At the top of the list for those denied transplants should be : alcoholics, the obese and cigarette smokers. But the obese and smokers are not generally excluded. At least I can find accounts through 2007 all over the country of transplants given to obese and smoking patients.
@4,
Funny that you didn't mention a direct link between obesity and stress on the liver. Perhaps because there is none?

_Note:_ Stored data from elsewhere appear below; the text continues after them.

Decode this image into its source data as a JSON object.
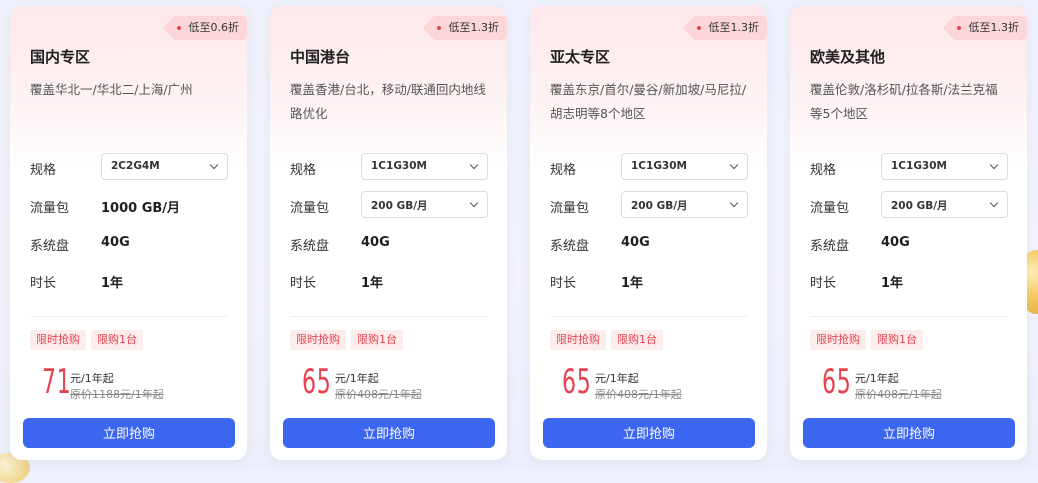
{
  "cards": [
    {
      "badge": "低至0.6折",
      "title": "国内专区",
      "description": "覆盖华北一/华北二/上海/广州",
      "spec_label": "规格",
      "spec_value": "2C2G4M",
      "traffic_label": "流量包",
      "traffic_value": "1000 GB/月",
      "traffic_is_select": false,
      "disk_label": "系统盘",
      "disk_value": "40G",
      "duration_label": "时长",
      "duration_value": "1年",
      "tag1": "限时抢购",
      "tag2": "限购1台",
      "price": "71",
      "price_unit": "元/1年起",
      "original_price": "原价1188元/1年起",
      "buy_label": "立即抢购"
    },
    {
      "badge": "低至1.3折",
      "title": "中国港台",
      "description": "覆盖香港/台北，移动/联通回内地线路优化",
      "spec_label": "规格",
      "spec_value": "1C1G30M",
      "traffic_label": "流量包",
      "traffic_value": "200 GB/月",
      "traffic_is_select": true,
      "disk_label": "系统盘",
      "disk_value": "40G",
      "duration_label": "时长",
      "duration_value": "1年",
      "tag1": "限时抢购",
      "tag2": "限购1台",
      "price": "65",
      "price_unit": "元/1年起",
      "original_price": "原价408元/1年起",
      "buy_label": "立即抢购"
    },
    {
      "badge": "低至1.3折",
      "title": "亚太专区",
      "description": "覆盖东京/首尔/曼谷/新加坡/马尼拉/胡志明等8个地区",
      "spec_label": "规格",
      "spec_value": "1C1G30M",
      "traffic_label": "流量包",
      "traffic_value": "200 GB/月",
      "traffic_is_select": true,
      "disk_label": "系统盘",
      "disk_value": "40G",
      "duration_label": "时长",
      "duration_value": "1年",
      "tag1": "限时抢购",
      "tag2": "限购1台",
      "price": "65",
      "price_unit": "元/1年起",
      "original_price": "原价408元/1年起",
      "buy_label": "立即抢购"
    },
    {
      "badge": "低至1.3折",
      "title": "欧美及其他",
      "description": "覆盖伦敦/洛杉矶/拉各斯/法兰克福等5个地区",
      "spec_label": "规格",
      "spec_value": "1C1G30M",
      "traffic_label": "流量包",
      "traffic_value": "200 GB/月",
      "traffic_is_select": true,
      "disk_label": "系统盘",
      "disk_value": "40G",
      "duration_label": "时长",
      "duration_value": "1年",
      "tag1": "限时抢购",
      "tag2": "限购1台",
      "price": "65",
      "price_unit": "元/1年起",
      "original_price": "原价408元/1年起",
      "buy_label": "立即抢购"
    }
  ],
  "colors": {
    "accent_red": "#e4434f",
    "button_blue": "#3d66f0",
    "badge_bg": "#fcd6d8"
  }
}
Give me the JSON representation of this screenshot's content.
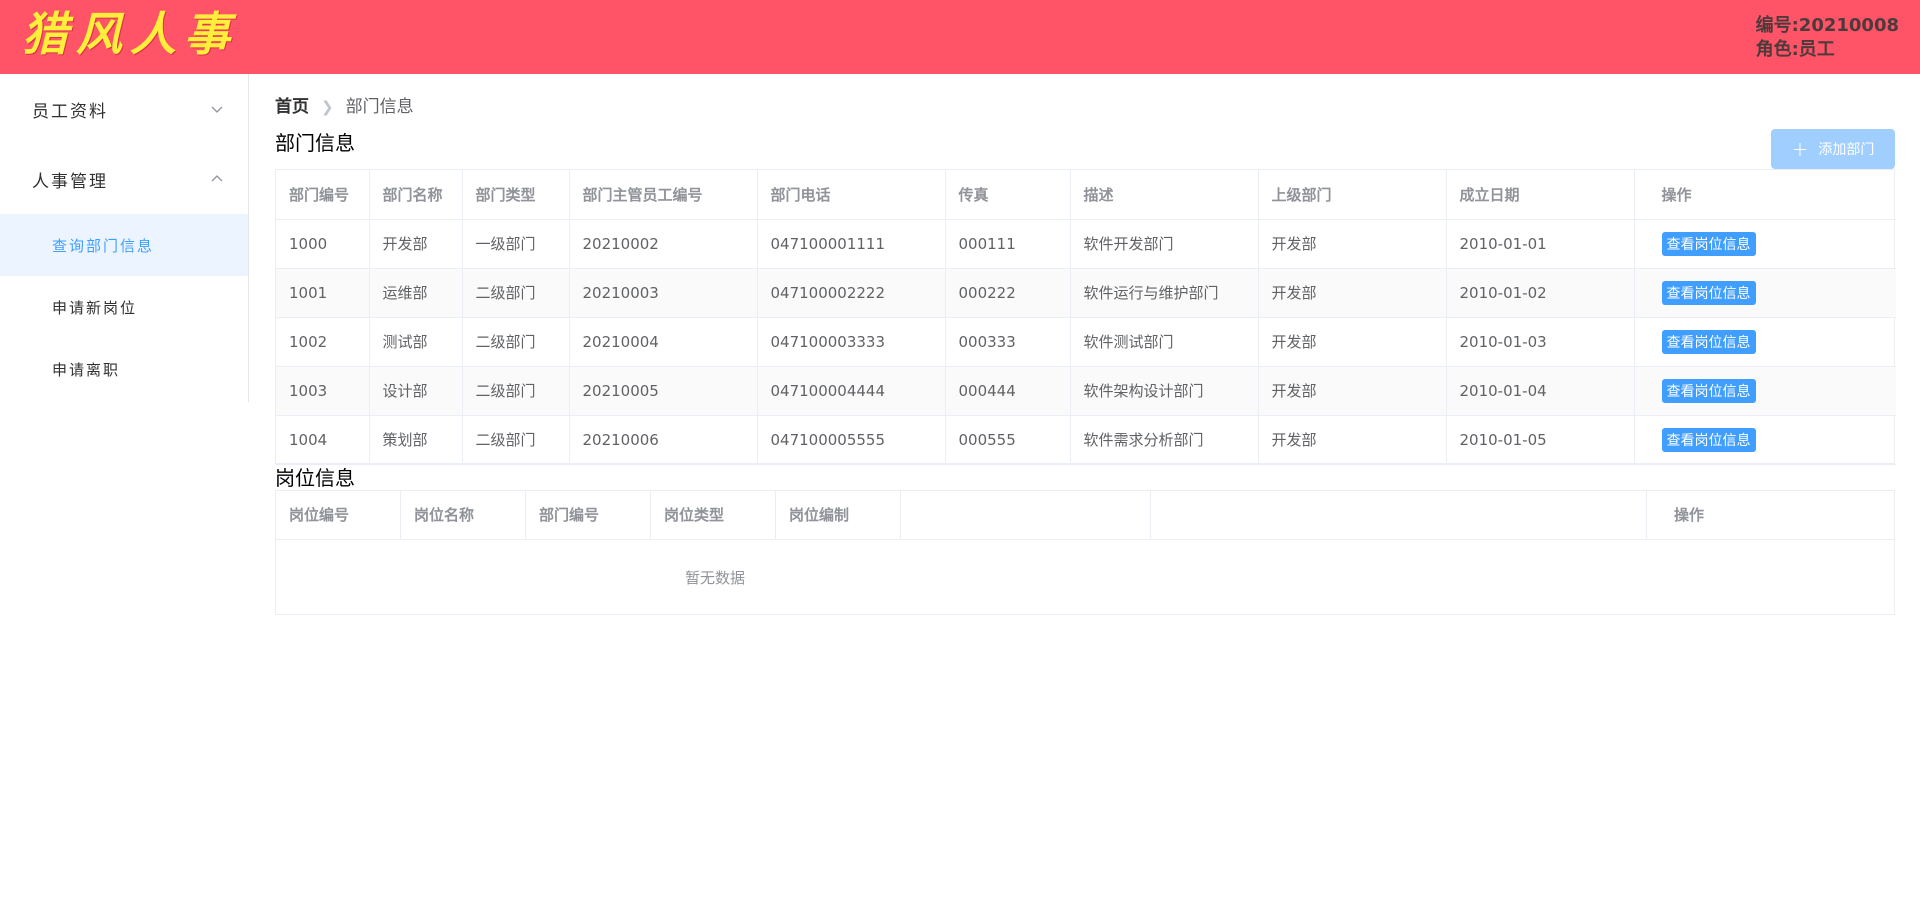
{
  "header": {
    "logo": "猎风人事",
    "user_id_label": "编号:20210008",
    "user_role_label": "角色:员工",
    "bg_color": "#ff5468",
    "logo_color": "#ffee3a"
  },
  "sidebar": {
    "groups": [
      {
        "label": "员工资料",
        "expanded": false,
        "icon": "chevron-down-icon"
      },
      {
        "label": "人事管理",
        "expanded": true,
        "icon": "chevron-up-icon",
        "items": [
          {
            "label": "查询部门信息",
            "active": true
          },
          {
            "label": "申请新岗位",
            "active": false
          },
          {
            "label": "申请离职",
            "active": false
          }
        ]
      }
    ]
  },
  "breadcrumb": {
    "home": "首页",
    "current": "部门信息"
  },
  "department": {
    "title": "部门信息",
    "add_button": "添加部门",
    "columns": [
      "部门编号",
      "部门名称",
      "部门类型",
      "部门主管员工编号",
      "部门电话",
      "传真",
      "描述",
      "上级部门",
      "成立日期",
      "操作"
    ],
    "rows": [
      [
        "1000",
        "开发部",
        "一级部门",
        "20210002",
        "047100001111",
        "000111",
        "软件开发部门",
        "开发部",
        "2010-01-01"
      ],
      [
        "1001",
        "运维部",
        "二级部门",
        "20210003",
        "047100002222",
        "000222",
        "软件运行与维护部门",
        "开发部",
        "2010-01-02"
      ],
      [
        "1002",
        "测试部",
        "二级部门",
        "20210004",
        "047100003333",
        "000333",
        "软件测试部门",
        "开发部",
        "2010-01-03"
      ],
      [
        "1003",
        "设计部",
        "二级部门",
        "20210005",
        "047100004444",
        "000444",
        "软件架构设计部门",
        "开发部",
        "2010-01-04"
      ],
      [
        "1004",
        "策划部",
        "二级部门",
        "20210006",
        "047100005555",
        "000555",
        "软件需求分析部门",
        "开发部",
        "2010-01-05"
      ]
    ],
    "row_action": "查看岗位信息"
  },
  "position": {
    "title": "岗位信息",
    "columns": [
      "岗位编号",
      "岗位名称",
      "部门编号",
      "岗位类型",
      "岗位编制"
    ],
    "action_column": "操作",
    "empty_text": "暂无数据"
  }
}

@1 - we murder people every day, when we triage, when we only have so many organs, when we run short on rare blood types, when you in your SUV make it hard for the ambulance to get to the hospital because you can't be bothered to follow traffic regulations.
Deal with it.
Will always falls back on heartlessness when he has nothing to say.
Remember when Mickey Mantle got a liver? Remember when George Best got a liver?
@5, obesity can be extraordinarily hard on the liver. See "nonalcoholic steatohepatitis."
@2,a
Maybe they do. I know it used to be (probably still happens) that if a smoker severed a limb, surgeons wouldn't re-attach it. Nicotine causes blood vessels to contract and the re-attachment would fail and therefore the doctor considered it a waste time/resources, because smokers won't quit smoking even if warned they're going to lose the limb.
@8,
Uh huh and yet, despite the fact that the majority of Americans are overweight or obese, only 5 percent of all Americans have NASH. So, it would seem that obesity's effect on the liver is not enough of a risk to deny transplants to fat people.
Yay, torture! Look! I wrote something on a piece of paper! And it says I can do whatever the fuck I want! See? I made a law all by myself!
Re: first paragraph of Vesey's "density" column - this guy is a professional writer?